For about 10 years, single mother Kat Yanesh (MyzFit) was “in kind of a dark place. I just felt broken, like ‘Is this my life? I’m never going to be whole again.’ Then my father, in Louisiana, got really sick — that was the straw that broke the camel’s back.” A friend suggested she try out for Deadly Rival.
“I discovered it was a place to feel whole and broken at the same time. We all kind of have a story. The years of emotionally traumatic things, and the loss, those’ll never go away. Derby gave me something to do besides sit and sulk. And when I put the skates on, I was a 7-year-old girl again.”
She’s made at least 59 new friends since she signed up in early 2016.
“All these girls have different personalities,” MyzFit says. “They’re all weird and quirky like me. I just love it, you know? You get to skate, you get to sweat it out — you feel strong. We’re getting whacked and beat up on the track, but it never felt so good. Because it was my choice to get up here and get beat up.”
Those with anger management issues, advises Murder, need not apply. “Each one of us has to learn to hit our friends. And to take probably the hardest hit we’ve ever had from our friends. So it’s humbling, in a way.”
As a contact sport, women’s roller derby has been around since the 1930s. At one point it was an over-the-top, ultra-violent carnival act. And by the turn of the century, it was all but a memory, having been supplanted by professional wrestling as the country’s preferred “sports entertainment.” Over the past 20 years, derby — significantly less theatrical and more competition-minded — has enjoyed a major revival.
Today, there are more than 1,200 amateur leagues around the world.
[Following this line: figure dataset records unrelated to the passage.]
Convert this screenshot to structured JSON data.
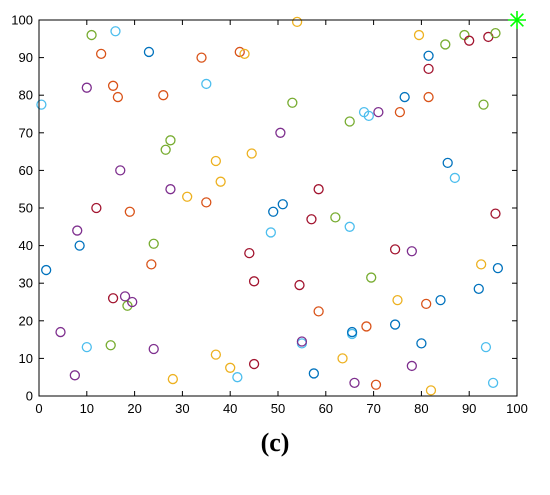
{
  "caption": "(c)",
  "chart_data": {
    "type": "scatter",
    "title": "",
    "xlabel": "",
    "ylabel": "",
    "xlim": [
      0,
      100
    ],
    "ylim": [
      0,
      100
    ],
    "xticks": [
      0,
      10,
      20,
      30,
      40,
      50,
      60,
      70,
      80,
      90,
      100
    ],
    "yticks": [
      0,
      10,
      20,
      30,
      40,
      50,
      60,
      70,
      80,
      90,
      100
    ],
    "grid": false,
    "marker": "open-circle",
    "palette": [
      "#0072BD",
      "#D95319",
      "#EDB120",
      "#7E2F8E",
      "#77AC30",
      "#4DBEEE",
      "#A2142F"
    ],
    "special_marker": {
      "x": 100,
      "y": 100,
      "symbol": "asterisk",
      "color": "#00FF00"
    },
    "points": [
      {
        "x": 0.5,
        "y": 77.5,
        "color": "#4DBEEE"
      },
      {
        "x": 1.5,
        "y": 33.5,
        "color": "#0072BD"
      },
      {
        "x": 4.5,
        "y": 17,
        "color": "#7E2F8E"
      },
      {
        "x": 7.5,
        "y": 5.5,
        "color": "#7E2F8E"
      },
      {
        "x": 8,
        "y": 44,
        "color": "#7E2F8E"
      },
      {
        "x": 8.5,
        "y": 40,
        "color": "#0072BD"
      },
      {
        "x": 10,
        "y": 82,
        "color": "#7E2F8E"
      },
      {
        "x": 10,
        "y": 13,
        "color": "#4DBEEE"
      },
      {
        "x": 11,
        "y": 96,
        "color": "#77AC30"
      },
      {
        "x": 12,
        "y": 50,
        "color": "#A2142F"
      },
      {
        "x": 13,
        "y": 91,
        "color": "#D95319"
      },
      {
        "x": 15,
        "y": 13.5,
        "color": "#77AC30"
      },
      {
        "x": 15.5,
        "y": 26,
        "color": "#A2142F"
      },
      {
        "x": 15.5,
        "y": 82.5,
        "color": "#D95319"
      },
      {
        "x": 16,
        "y": 97,
        "color": "#4DBEEE"
      },
      {
        "x": 16.5,
        "y": 79.5,
        "color": "#D95319"
      },
      {
        "x": 17,
        "y": 60,
        "color": "#7E2F8E"
      },
      {
        "x": 18,
        "y": 26.5,
        "color": "#7E2F8E"
      },
      {
        "x": 18.5,
        "y": 24,
        "color": "#77AC30"
      },
      {
        "x": 19,
        "y": 49,
        "color": "#D95319"
      },
      {
        "x": 19.5,
        "y": 25,
        "color": "#7E2F8E"
      },
      {
        "x": 23,
        "y": 91.5,
        "color": "#0072BD"
      },
      {
        "x": 23.5,
        "y": 35,
        "color": "#D95319"
      },
      {
        "x": 24,
        "y": 40.5,
        "color": "#77AC30"
      },
      {
        "x": 24,
        "y": 12.5,
        "color": "#7E2F8E"
      },
      {
        "x": 26,
        "y": 80,
        "color": "#D95319"
      },
      {
        "x": 26.5,
        "y": 65.5,
        "color": "#77AC30"
      },
      {
        "x": 27.5,
        "y": 68,
        "color": "#77AC30"
      },
      {
        "x": 27.5,
        "y": 55,
        "color": "#7E2F8E"
      },
      {
        "x": 28,
        "y": 4.5,
        "color": "#EDB120"
      },
      {
        "x": 31,
        "y": 53,
        "color": "#EDB120"
      },
      {
        "x": 34,
        "y": 90,
        "color": "#D95319"
      },
      {
        "x": 35,
        "y": 51.5,
        "color": "#D95319"
      },
      {
        "x": 35,
        "y": 83,
        "color": "#4DBEEE"
      },
      {
        "x": 37,
        "y": 62.5,
        "color": "#EDB120"
      },
      {
        "x": 37,
        "y": 11,
        "color": "#EDB120"
      },
      {
        "x": 38,
        "y": 57,
        "color": "#EDB120"
      },
      {
        "x": 40,
        "y": 7.5,
        "color": "#EDB120"
      },
      {
        "x": 41.5,
        "y": 5,
        "color": "#4DBEEE"
      },
      {
        "x": 42,
        "y": 91.5,
        "color": "#D95319"
      },
      {
        "x": 43,
        "y": 91,
        "color": "#EDB120"
      },
      {
        "x": 44,
        "y": 38,
        "color": "#A2142F"
      },
      {
        "x": 44.5,
        "y": 64.5,
        "color": "#EDB120"
      },
      {
        "x": 45,
        "y": 30.5,
        "color": "#A2142F"
      },
      {
        "x": 45,
        "y": 8.5,
        "color": "#A2142F"
      },
      {
        "x": 48.5,
        "y": 43.5,
        "color": "#4DBEEE"
      },
      {
        "x": 49,
        "y": 49,
        "color": "#0072BD"
      },
      {
        "x": 50.5,
        "y": 70,
        "color": "#7E2F8E"
      },
      {
        "x": 51,
        "y": 51,
        "color": "#0072BD"
      },
      {
        "x": 53,
        "y": 78,
        "color": "#77AC30"
      },
      {
        "x": 54,
        "y": 99.5,
        "color": "#EDB120"
      },
      {
        "x": 54.5,
        "y": 29.5,
        "color": "#A2142F"
      },
      {
        "x": 55,
        "y": 14,
        "color": "#4DBEEE"
      },
      {
        "x": 55,
        "y": 14.5,
        "color": "#7E2F8E"
      },
      {
        "x": 57,
        "y": 47,
        "color": "#A2142F"
      },
      {
        "x": 57.5,
        "y": 6,
        "color": "#0072BD"
      },
      {
        "x": 58.5,
        "y": 55,
        "color": "#A2142F"
      },
      {
        "x": 58.5,
        "y": 22.5,
        "color": "#D95319"
      },
      {
        "x": 62,
        "y": 47.5,
        "color": "#77AC30"
      },
      {
        "x": 63.5,
        "y": 10,
        "color": "#EDB120"
      },
      {
        "x": 65,
        "y": 73,
        "color": "#77AC30"
      },
      {
        "x": 65,
        "y": 45,
        "color": "#4DBEEE"
      },
      {
        "x": 65.5,
        "y": 16.5,
        "color": "#4DBEEE"
      },
      {
        "x": 65.5,
        "y": 17,
        "color": "#0072BD"
      },
      {
        "x": 66,
        "y": 3.5,
        "color": "#7E2F8E"
      },
      {
        "x": 68,
        "y": 75.5,
        "color": "#4DBEEE"
      },
      {
        "x": 68.5,
        "y": 18.5,
        "color": "#D95319"
      },
      {
        "x": 69,
        "y": 74.5,
        "color": "#4DBEEE"
      },
      {
        "x": 69.5,
        "y": 31.5,
        "color": "#77AC30"
      },
      {
        "x": 70.5,
        "y": 3,
        "color": "#D95319"
      },
      {
        "x": 71,
        "y": 75.5,
        "color": "#7E2F8E"
      },
      {
        "x": 74.5,
        "y": 39,
        "color": "#A2142F"
      },
      {
        "x": 74.5,
        "y": 19,
        "color": "#0072BD"
      },
      {
        "x": 75,
        "y": 25.5,
        "color": "#EDB120"
      },
      {
        "x": 75.5,
        "y": 75.5,
        "color": "#D95319"
      },
      {
        "x": 76.5,
        "y": 79.5,
        "color": "#0072BD"
      },
      {
        "x": 78,
        "y": 38.5,
        "color": "#7E2F8E"
      },
      {
        "x": 78,
        "y": 8,
        "color": "#7E2F8E"
      },
      {
        "x": 79.5,
        "y": 96,
        "color": "#EDB120"
      },
      {
        "x": 80,
        "y": 14,
        "color": "#0072BD"
      },
      {
        "x": 81,
        "y": 24.5,
        "color": "#D95319"
      },
      {
        "x": 81.5,
        "y": 90.5,
        "color": "#0072BD"
      },
      {
        "x": 81.5,
        "y": 87,
        "color": "#A2142F"
      },
      {
        "x": 81.5,
        "y": 79.5,
        "color": "#D95319"
      },
      {
        "x": 82,
        "y": 1.5,
        "color": "#EDB120"
      },
      {
        "x": 84,
        "y": 25.5,
        "color": "#0072BD"
      },
      {
        "x": 85,
        "y": 93.5,
        "color": "#77AC30"
      },
      {
        "x": 85.5,
        "y": 62,
        "color": "#0072BD"
      },
      {
        "x": 87,
        "y": 58,
        "color": "#4DBEEE"
      },
      {
        "x": 89,
        "y": 96,
        "color": "#77AC30"
      },
      {
        "x": 90,
        "y": 94.5,
        "color": "#A2142F"
      },
      {
        "x": 92,
        "y": 28.5,
        "color": "#0072BD"
      },
      {
        "x": 92.5,
        "y": 35,
        "color": "#EDB120"
      },
      {
        "x": 93,
        "y": 77.5,
        "color": "#77AC30"
      },
      {
        "x": 93.5,
        "y": 13,
        "color": "#4DBEEE"
      },
      {
        "x": 94,
        "y": 95.5,
        "color": "#A2142F"
      },
      {
        "x": 95,
        "y": 3.5,
        "color": "#4DBEEE"
      },
      {
        "x": 95.5,
        "y": 96.5,
        "color": "#77AC30"
      },
      {
        "x": 95.5,
        "y": 48.5,
        "color": "#A2142F"
      },
      {
        "x": 96,
        "y": 34,
        "color": "#0072BD"
      }
    ]
  }
}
Deadly Rival engages in monthly bouts (known as “jams”) with teams from other states. On Aug. 5, they’ll split into two teams and play an intra-league game.
St. Pete is a preferred destination, and here’s why: Nearly all roller derby jams — women’s, men’s and intra-sex — are played on flat oval tracks. Thanks to Murder Ride, Deadly Rival has one of only nine banked (raised and sloped) tracks in the United States.
“The sound of the athletes rolling on the track alone creates excitement,” Murder enthuses. “It's also a much more difficult game to play, because we have to learn to skate on an elevated incline and stay controlled to hit one another without tripping — tripping is considered a penalty. We also have to learn to slow down at higher speeds more quickly.”
Murder paid for the Kitten Traxx-crafted track herself. Deadly Rival’s bills — including rent for the Slayground, inside an industrial warehouse in St. Pete’s Lealman district — are paid through players’ monthly dues, tickets sales, sponsorships and fundraising events.
The ladies pay for their own skates, helmets, gloves and padding.
Murder Ride has created a family, a tribe, a sisterhood. And, in some sense, an Island of Misfit Toys. “You always hear ‘roller derby’s empowering to women, blah blah blah’ — I think that’s bullshit, honestly,” she says. “It actually breaks you down. You’re falling in front of people you don’t know. You need to be pretty humble — you’re training for something that’s really hard — and you need to suck it up. You have to learn how to find confidence where you’ve never had it, and it helps you develop in every aspect of your life.”
For 18-year-old rookie Taylor Kimberly, who joined the team last September, Deadly Rival has been a godsend.
“I moved from Michigan down to St. Pete, and I didn’t know anybody,” she explains. “So I looked online to see if there were any groups that I could join. Just to get a little bit more social. And I found the Slayground. And I found my girls!”
Incredibly, Kimberly had never been on roller skates. But Murder and the others taught her, and they taught her the rules of the game, and now she’s one of the team’s most promising newcomers.
As was the custom, she chose her own skater name, Wolfenit. Everybody calls her Wolfie.
“This is all about energy, not aggression,” Wolfie says. “We don’t want to hurt each other, because we’re a family, and we all love each other. But it’s all in good fun. We’re a family that hits each other.”